Freedom of citizens to move safely, efficiently and sustainably through the urban environment plays a key role in the health of our cities. Our cities however have grown tremendously and have challenged planning and management of transit and roadways, leading to congestion, excess greenhouse gas emissions, crimes in a sparsely travelled and dark areas. Many with disabilities may also find navigation to be impossible. ISSUM aims to meet the challenges and provide an integrated solution by working on solutions to measure, analyze, simulate, and visualize the movement of people through 3D cityscape, regardless of the mode of transportation (e.g., foot, wheelchair, bike, car, and bus).
ISSUM's goal is to research and develop integrated intelligent systems for sensing, analysis, simulation and 3D visualization of urban population mobility which will strengthen the technology sector in Ontario, increase efficiency, reduce greenhouse gases and enhance the livability of urban regions for all Ontarians.
The project has five distinct areas of research that will be integrated at the completion.
3D Cityscape Modeling
3D city models are virtual representations of the physical urban world. The goal of this project is to research and develop novel AI systems for the efficient, automatic and accurate construction of 3D models of the urban scene, both outdoor and indoor.
Visual Analysis of Crowds
Modeling, simulation and visual analysis of crowds is a key part of ISSUM’s work. This involves innovative, adaptive algorithms for crowd size estimation, unusual activity detection, evacuation route planning, and optimization of retail layouts.
Intelligent Transportation Systems
Intelligent Transportation Systems use sensing, positioning and communications technology to enhance the performance of transportation networks. The goal of this project is to use computer vision technology to improve the quality and details of traffic analysis to better inform traffic planning and management.
Mobile Augmented Reality
Mobile Augmented Reality combines stored 3D models with online visual imagery and geo-positioning to provide location-aware services.
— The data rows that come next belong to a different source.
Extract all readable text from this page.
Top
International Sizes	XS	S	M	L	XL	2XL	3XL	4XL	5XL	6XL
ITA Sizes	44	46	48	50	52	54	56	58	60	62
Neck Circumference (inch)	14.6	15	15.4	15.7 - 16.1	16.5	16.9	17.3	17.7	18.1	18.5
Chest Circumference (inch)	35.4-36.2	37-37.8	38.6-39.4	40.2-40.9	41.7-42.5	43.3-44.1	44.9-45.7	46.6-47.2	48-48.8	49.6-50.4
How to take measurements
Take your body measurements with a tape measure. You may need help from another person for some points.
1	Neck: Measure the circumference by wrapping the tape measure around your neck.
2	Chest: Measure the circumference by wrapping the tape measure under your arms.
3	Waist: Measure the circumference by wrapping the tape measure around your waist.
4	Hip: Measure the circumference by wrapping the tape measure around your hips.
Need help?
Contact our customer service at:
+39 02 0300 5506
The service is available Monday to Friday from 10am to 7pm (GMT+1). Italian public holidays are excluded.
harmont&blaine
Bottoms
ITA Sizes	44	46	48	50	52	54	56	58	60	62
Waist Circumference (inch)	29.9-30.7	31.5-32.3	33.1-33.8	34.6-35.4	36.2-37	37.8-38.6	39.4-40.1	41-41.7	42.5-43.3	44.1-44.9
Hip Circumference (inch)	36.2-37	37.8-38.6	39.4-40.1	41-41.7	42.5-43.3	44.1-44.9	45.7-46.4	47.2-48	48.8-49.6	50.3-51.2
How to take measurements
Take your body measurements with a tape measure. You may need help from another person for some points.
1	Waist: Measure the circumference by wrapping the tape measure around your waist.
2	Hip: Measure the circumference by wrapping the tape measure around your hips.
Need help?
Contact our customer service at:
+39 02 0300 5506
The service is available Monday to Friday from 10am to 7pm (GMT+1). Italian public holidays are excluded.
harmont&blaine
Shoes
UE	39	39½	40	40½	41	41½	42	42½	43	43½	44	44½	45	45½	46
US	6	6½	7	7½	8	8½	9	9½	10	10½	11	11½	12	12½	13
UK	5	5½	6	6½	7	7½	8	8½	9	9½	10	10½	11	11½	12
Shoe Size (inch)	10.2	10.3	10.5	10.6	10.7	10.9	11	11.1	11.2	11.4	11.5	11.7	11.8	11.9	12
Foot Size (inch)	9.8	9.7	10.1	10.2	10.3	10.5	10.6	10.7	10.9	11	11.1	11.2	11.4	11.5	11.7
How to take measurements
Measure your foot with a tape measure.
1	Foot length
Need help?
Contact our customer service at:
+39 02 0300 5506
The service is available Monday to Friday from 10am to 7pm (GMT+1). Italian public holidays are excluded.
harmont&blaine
Here we focus on mobile apps for indoor navigation, and in particular accessible navigation for people with disabilities, and emergency navigation for first responders.
A cornerstone of the ISSUM approach is an end-to-end pipeline that deliver real-time sensing, analytics, 3D visualization and simulation in a single application. This approach delivers an efficient one-stop intelligent system that allows users to monitor, assess and respond to current conditions, be alerted to important events, analyze complex situations and simulate the effects of changes to population dynamics and to the urban environment.
The proposed integrated ISSUM technology will be accomplished by addressing challenges in 1) large- scale cityscape modelling, 2) reliable multi-object detection and tracking in highly complex scenes, 3) efficient integration of multiple methods for photogrammetric camera calibration and geo-location, and 4) scaling up of crowd simulation and visualization algorithms to more complex scenes. Each of these challenges is of central scientific interest to computer vision, geomatics and computer graphics research communities. ISSUM aims to integrate advances in these three areas and produce a next-generation intelligent system for urban activity understanding and transportation applications.